Navigating the Future: My Autonomous Racecar Project 🏁

Welcome to my exciting journey into the world of autonomous racecar navigation! I'm on a mission to train a racecar to conquer complex racetracks autonomously, using cutting-edge techniques in deep reinforcement learning. Join me as I guide this machine to stay on the midline while respecting track boundaries, all while maximizing rewards.

Unleashing the Power of Reinforcement Learning

I've taken the helm in this project, employing state-of-the-art deep reinforcement learning techniques to transform this ambitious goal into reality. My weapon of choice? Proximal Policy Optimization (PPO), a proven algorithm that excels at training agents for complex tasks.

Rewriting the Rules with Reward Maximization

Training an autonomous racecar isn't just about steering and accelerating; it's about creating an experience worth striving for. That's why I've meticulously crafted reward functions that motivate the racecar to exhibit the behavior we desire:

• Proximity-Based Reward: I reward the racecar for hugging the track's center, promoting precision driving.

• Progress-Based Reward: The racecar earns its keep by advancing along the racetrack, accumulating rewards for each step forward.

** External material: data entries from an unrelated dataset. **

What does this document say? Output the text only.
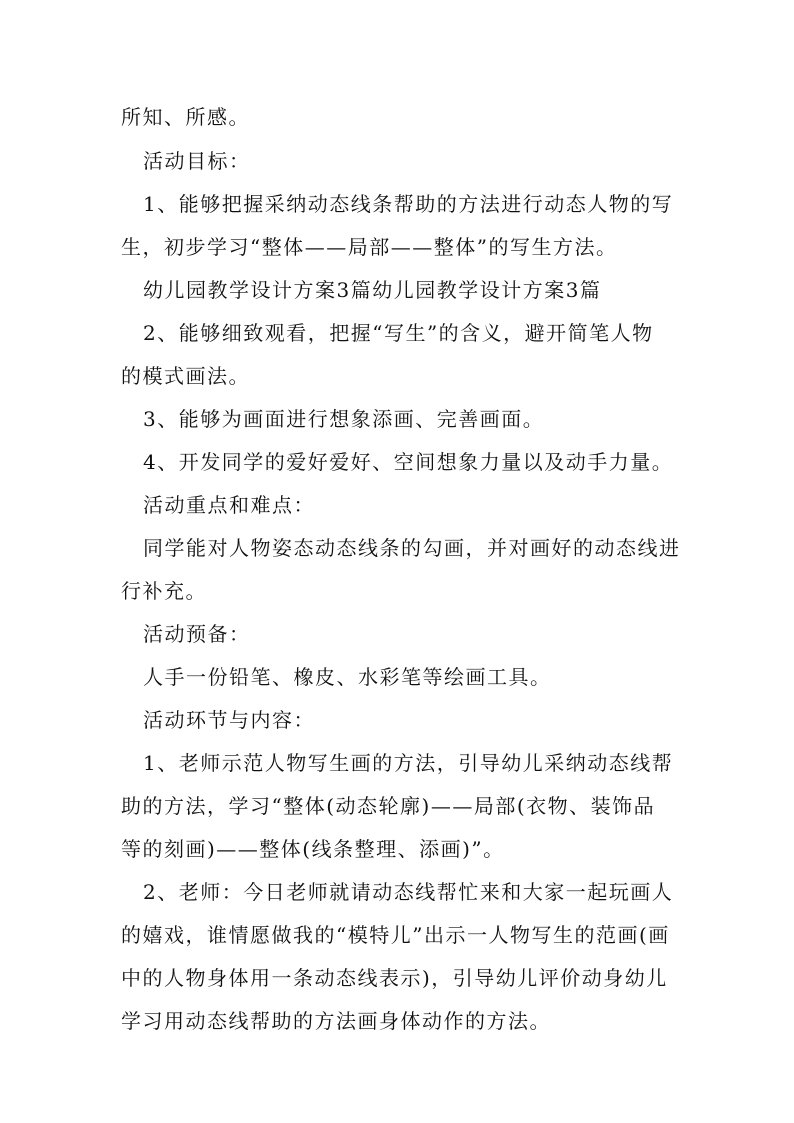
所知、所感。
活动目标：
1、能够把握采纳动态线条帮助的方法进行动态人物的写
生，初步学习“整体——局部——整体”的写生方法。
幼儿园教学设计方案3篇幼儿园教学设计方案3篇
2、能够细致观看，把握“写生”的含义，避开简笔人物
的模式画法。
3、能够为画面进行想象添画、完善画面。
4、开发同学的爱好爱好、空间想象力量以及动手力量。
活动重点和难点：
同学能对人物姿态动态线条的勾画，并对画好的动态线进
行补充。
活动预备：
人手一份铅笔、橡皮、水彩笔等绘画工具。
活动环节与内容：
1、老师示范人物写生画的方法，引导幼儿采纳动态线帮
助的方法，学习“整体(动态轮廓)——局部(衣物、装饰品
等的刻画)——整体(线条整理、添画)”。
2、老师：今日老师就请动态线帮忙来和大家一起玩画人
的嬉戏，谁情愿做我的“模特儿”出示一人物写生的范画(画
中的人物身体用一条动态线表示)，引导幼儿评价动身幼儿
学习用动态线帮助的方法画身体动作的方法。
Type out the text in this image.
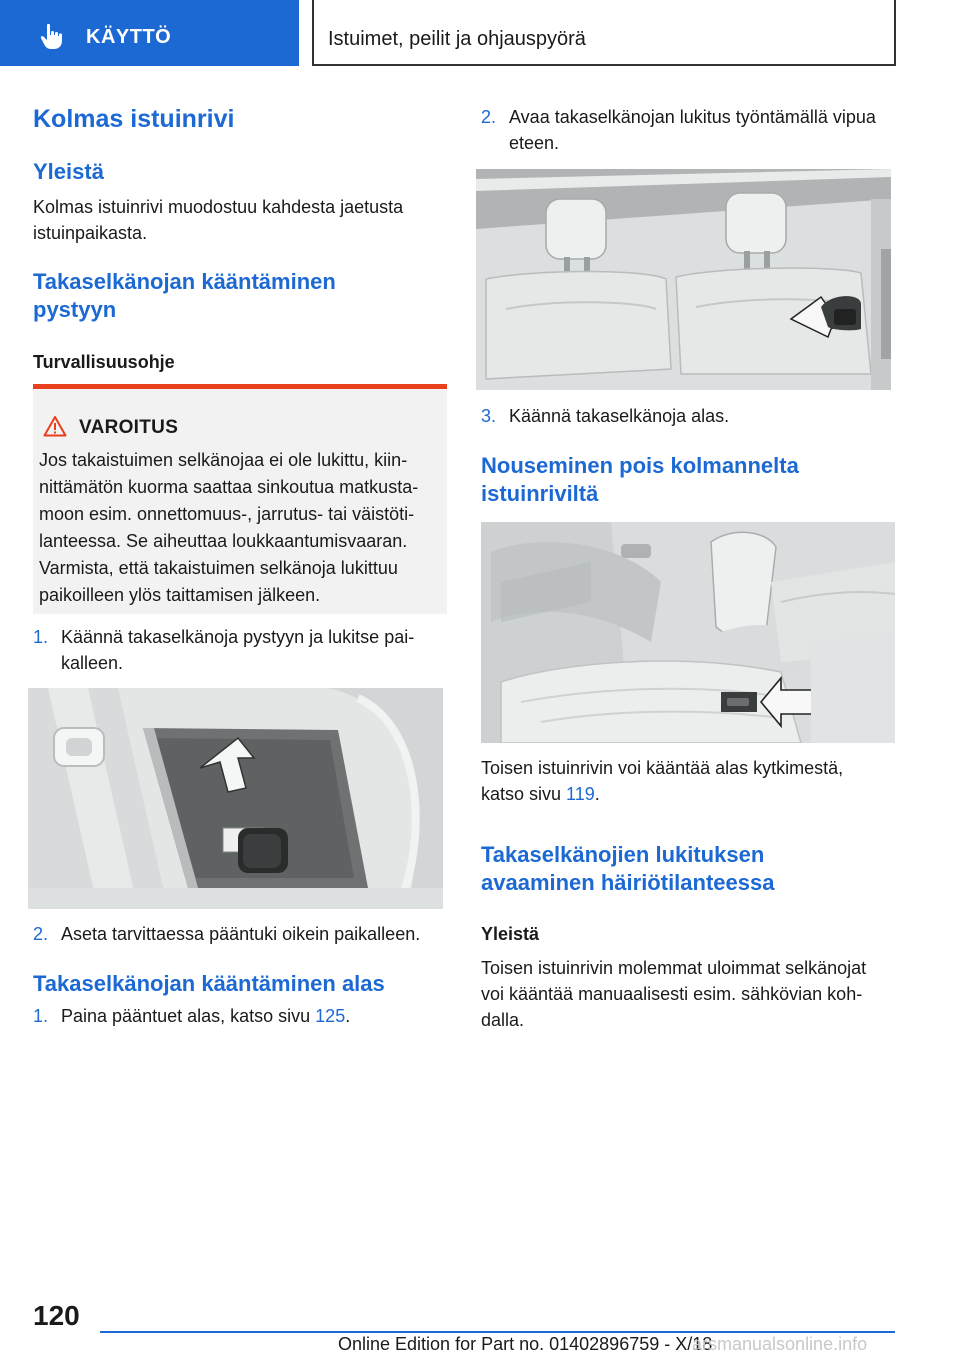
KÄYTTÖ	Istuimet, peilit ja ohjauspyörä
Kolmas istuinrivi
Yleistä
Kolmas istuinrivi muodostuu kahdesta jaetusta
istuinpaikasta.
Takaselkänojan kääntäminen
pystyyn
Turvallisuusohje
VAROITUS
Jos takaistuimen selkänojaa ei ole lukittu, kiin-
nittämätön kuorma saattaa sinkoutua matkusta-
moon esim. onnettomuus-, jarrutus- tai väistöti-
lanteessa. Se aiheuttaa loukkaantumisvaaran.
Varmista, että takaistuimen selkänoja lukittuu
paikoilleen ylös taittamisen jälkeen.
1. Käännä takaselkänoja pystyyn ja lukitse pai-
kalleen.
2. Aseta tarvittaessa pääntuki oikein paikalleen.
Takaselkänojan kääntäminen alas
1. Paina pääntuet alas, katso sivu 125.
2. Avaa takaselkänojan lukitus työntämällä vipua
eteen.
3. Käännä takaselkänoja alas.
Nouseminen pois kolmannelta
istuinriviltä
Toisen istuinrivin voi kääntää alas kytkimestä,
katso sivu 119.
Takaselkänojien lukituksen
avaaminen häiriötilanteessa
Yleistä
Toisen istuinrivin molemmat uloimmat selkänojat
voi kääntää manuaalisesti esim. sähkövian koh-
dalla.
120
Online Edition for Part no. 01402896759 - X/18
arsmanualsonline.info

• Combined Reward: Why choose between precision and progress? I've combined both rewards to strike the perfect balance, ensuring the racecar learns to navigate with finesse while making steady progress.

Code Variations for Exploration

In my quest for the ultimate racing agent, I've explored multiple variations of the reward functions. Check out these code variants:

• Proximity-Based Reward: Get up close and personal with the track center.

• Progress-Based Reward: Race against the clock and claim rewards with each lap.

• Combined Reward: The best of both worlds—precision and progress harmoniously blended.